Be aware, though, that some services have dependencies, which means that they wont run unless another service is also running. If you do choose to disable unnecessary services, do it one service at a time, and keep an eye and ear out for any unexpected results.
5. Run MBSA Regularly
The Microsoft Baseline Security Advisor (MBSA) is a free tool from Microsoft that will scan your Windows Server 2003 system for a range of vulnerabilities including excessive permissions, and accounts without a password. But perhaps the most significant feature of MBSA is that it will scan the system to see what security updates have been installed. It compares this list to one from Microsofts Website that details the updates available for the operating system. Any updates that are not installed are flagged, and you can subsequently install them. In addition to your server, you can scan Windows 2000 and Windows XP systems across the network. You can download MBSA from Microsoft's site. Considering that MBSA is free, there really is no good reason not to use it on a regular basis.
6. Configure Account Lockout Policy
Considering the ease with which the Account Lockout Policy is configured, it is surprising at how many networks do not have it configured. The Account Lockout Policy defines what actions the system will take if an incorrect password for a user account is entered more than a specified number of times. It is accessed through the Account Policies Node of the Domain Security Policy, which you can access from the Administrative Tools menu. The appropriate lockout policy will depend on the environment, but there are some useful suggestions on suitable settings provided in an article from the Microsoft Knowledgebase.
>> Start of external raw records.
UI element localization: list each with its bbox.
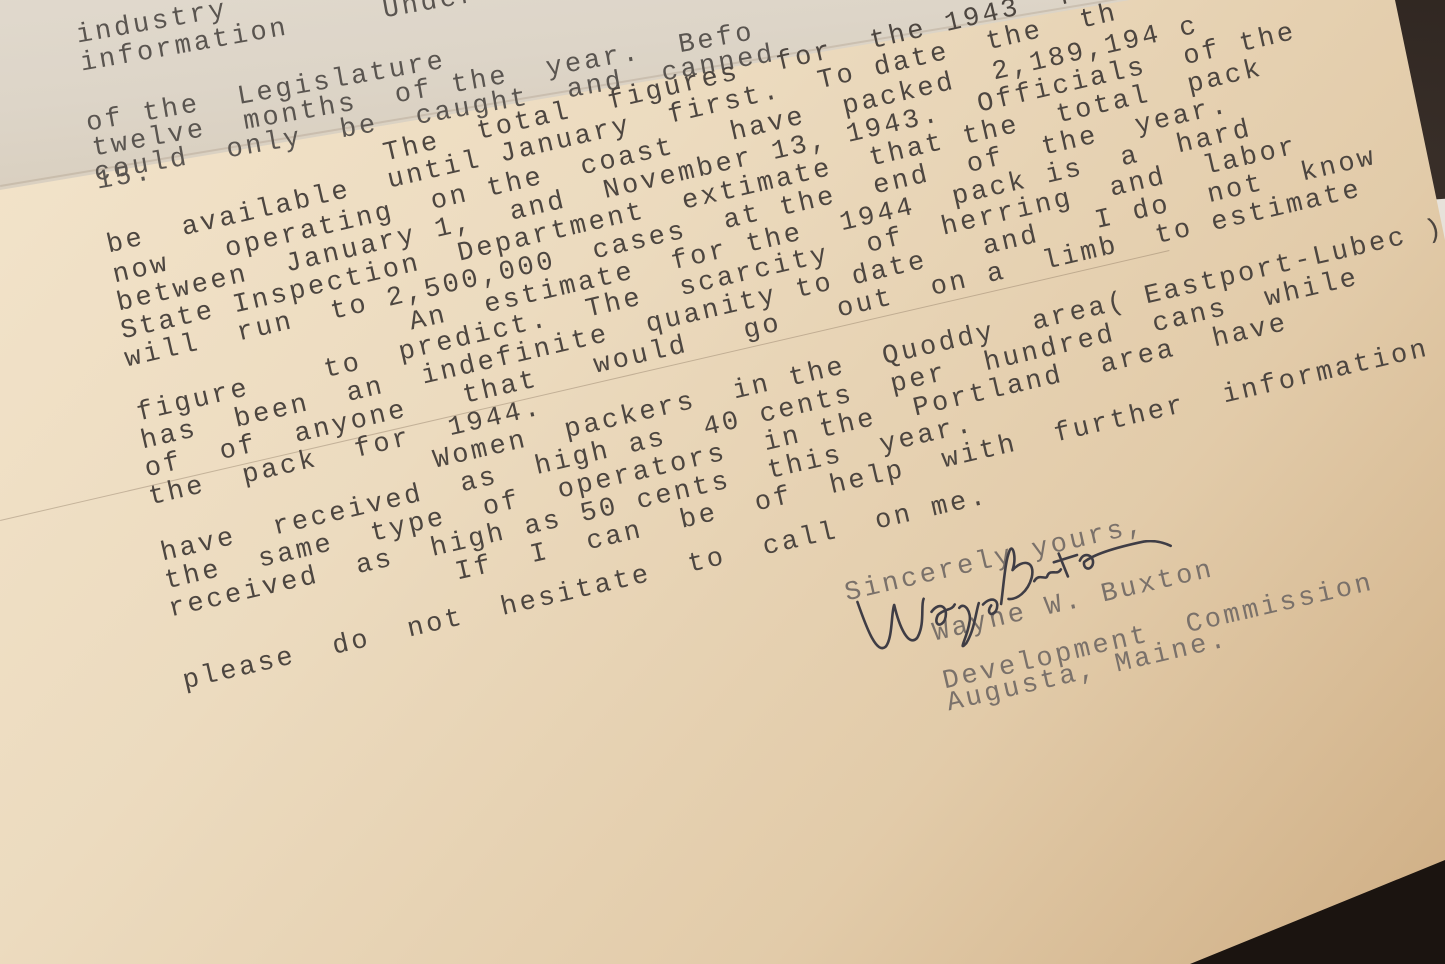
- handwritten-signature: [850, 540, 1180, 650]
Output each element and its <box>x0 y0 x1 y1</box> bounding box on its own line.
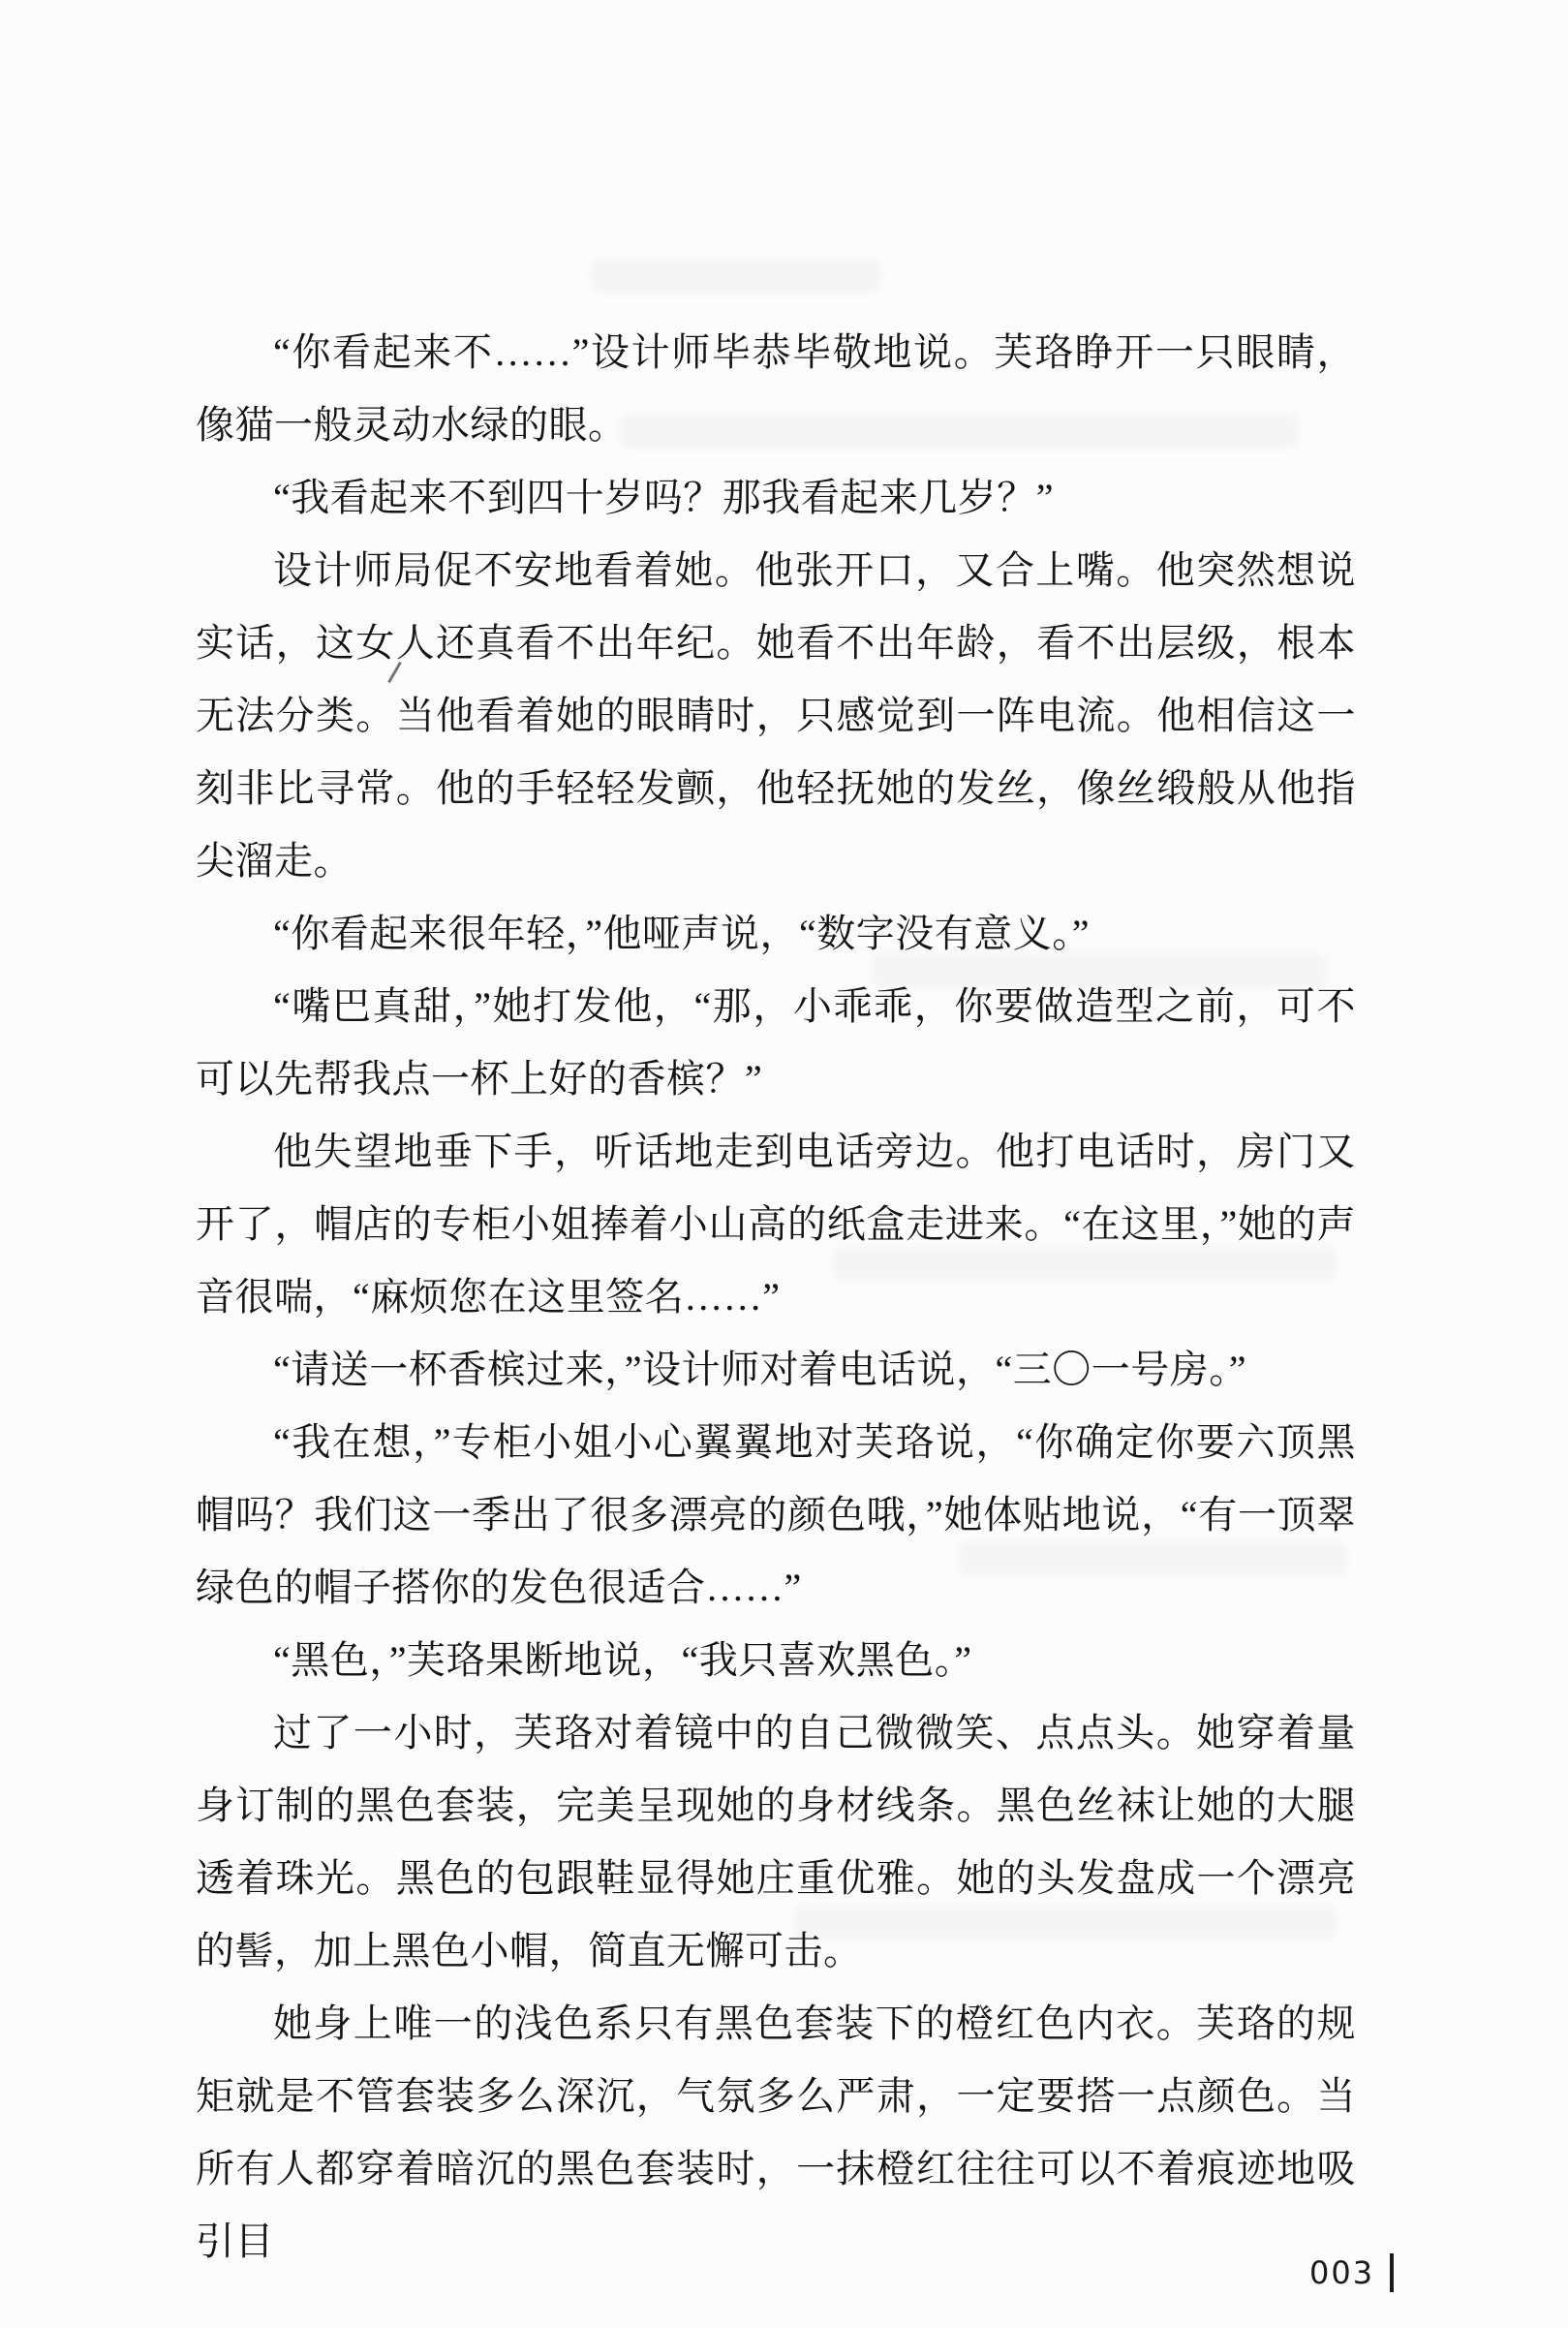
page-footer: 003 <box>1309 2253 1394 2292</box>
paragraph: “请送一杯香槟过来，”设计师对着电话说，“三〇一号房。” <box>196 1333 1356 1406</box>
paragraph: “你看起来很年轻，”他哑声说，“数字没有意义。” <box>196 897 1356 970</box>
page-number: 003 <box>1309 2254 1374 2291</box>
paragraph: 过了一小时，芙珞对着镜中的自己微微笑、点点头。她穿着量身订制的黑色套装，完美呈现… <box>196 1696 1356 1987</box>
paragraph: 她身上唯一的浅色系只有黑色套装下的橙红色内衣。芙珞的规矩就是不管套装多么深沉，气… <box>196 1987 1356 2278</box>
paragraph: “黑色，”芙珞果断地说，“我只喜欢黑色。” <box>196 1624 1356 1696</box>
paragraph: “我在想，”专柜小姐小心翼翼地对芙珞说，“你确定你要六顶黑帽吗？我们这一季出了很… <box>196 1406 1356 1624</box>
paragraph: “嘴巴真甜，”她打发他，“那，小乖乖，你要做造型之前，可不可以先帮我点一杯上好的… <box>196 970 1356 1115</box>
paragraph: “你看起来不……”设计师毕恭毕敬地说。芙珞睁开一只眼睛，像猫一般灵动水绿的眼。 <box>196 316 1356 461</box>
book-page: “你看起来不……”设计师毕恭毕敬地说。芙珞睁开一只眼睛，像猫一般灵动水绿的眼。 … <box>0 0 1568 2328</box>
paragraph: 他失望地垂下手，听话地走到电话旁边。他打电话时，房门又开了，帽店的专柜小姐捧着小… <box>196 1115 1356 1333</box>
paragraph: 设计师局促不安地看着她。他张开口，又合上嘴。他突然想说实话，这女人还真看不出年纪… <box>196 534 1356 897</box>
paragraph: “我看起来不到四十岁吗？那我看起来几岁？” <box>196 461 1356 534</box>
footer-rule <box>1390 2253 1394 2292</box>
body-text: “你看起来不……”设计师毕恭毕敬地说。芙珞睁开一只眼睛，像猫一般灵动水绿的眼。 … <box>196 316 1356 2278</box>
scan-artifact <box>591 260 881 293</box>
7. Rename the Administrator Account
Again, a very basic measure, but you would be surprised at how many networks still have the Administrator user ID in place, relying instead on a complex password to secure the account. In reality, such measures are relatively ineffective. The administrator account is purposely not covered by the Account Lockout policy mentioned earlier. For that reason, a hacker who gains access to the system can try as many passwords on the Administrator account as they like without triggering a lockout. Renaming the account will make this, the most important of accounts, considerably less vulnerable as an attack point. Also, remember to change the password for the Administrator account (or whatever you have renamed it to!) on a regular basis, and always use a complex password.
8. Password Protect Backups
Whether you use the Backup utility that comes with Windows Server 2003, or a third party product, password protecting your backups is a simple way to provide an increased level of protection for your data. Backups represent a big risk because they often contain a complete set of data from your server. If the backup media were to be lost or stolen, there is little to prevent someone from examining the tape and looking at the data. The need for backup security is even more acute than normal if, as you should, you store backup tapes offsite for disaster recovery purposes.
So there you have it. While we have listed just a handful of security measures in this article, there are literally dozens more that you can use to further secure your server. Look for similar articles to this one in the near future, where well examine some more ways for you to tighten up security on your Windows Server 2003 system.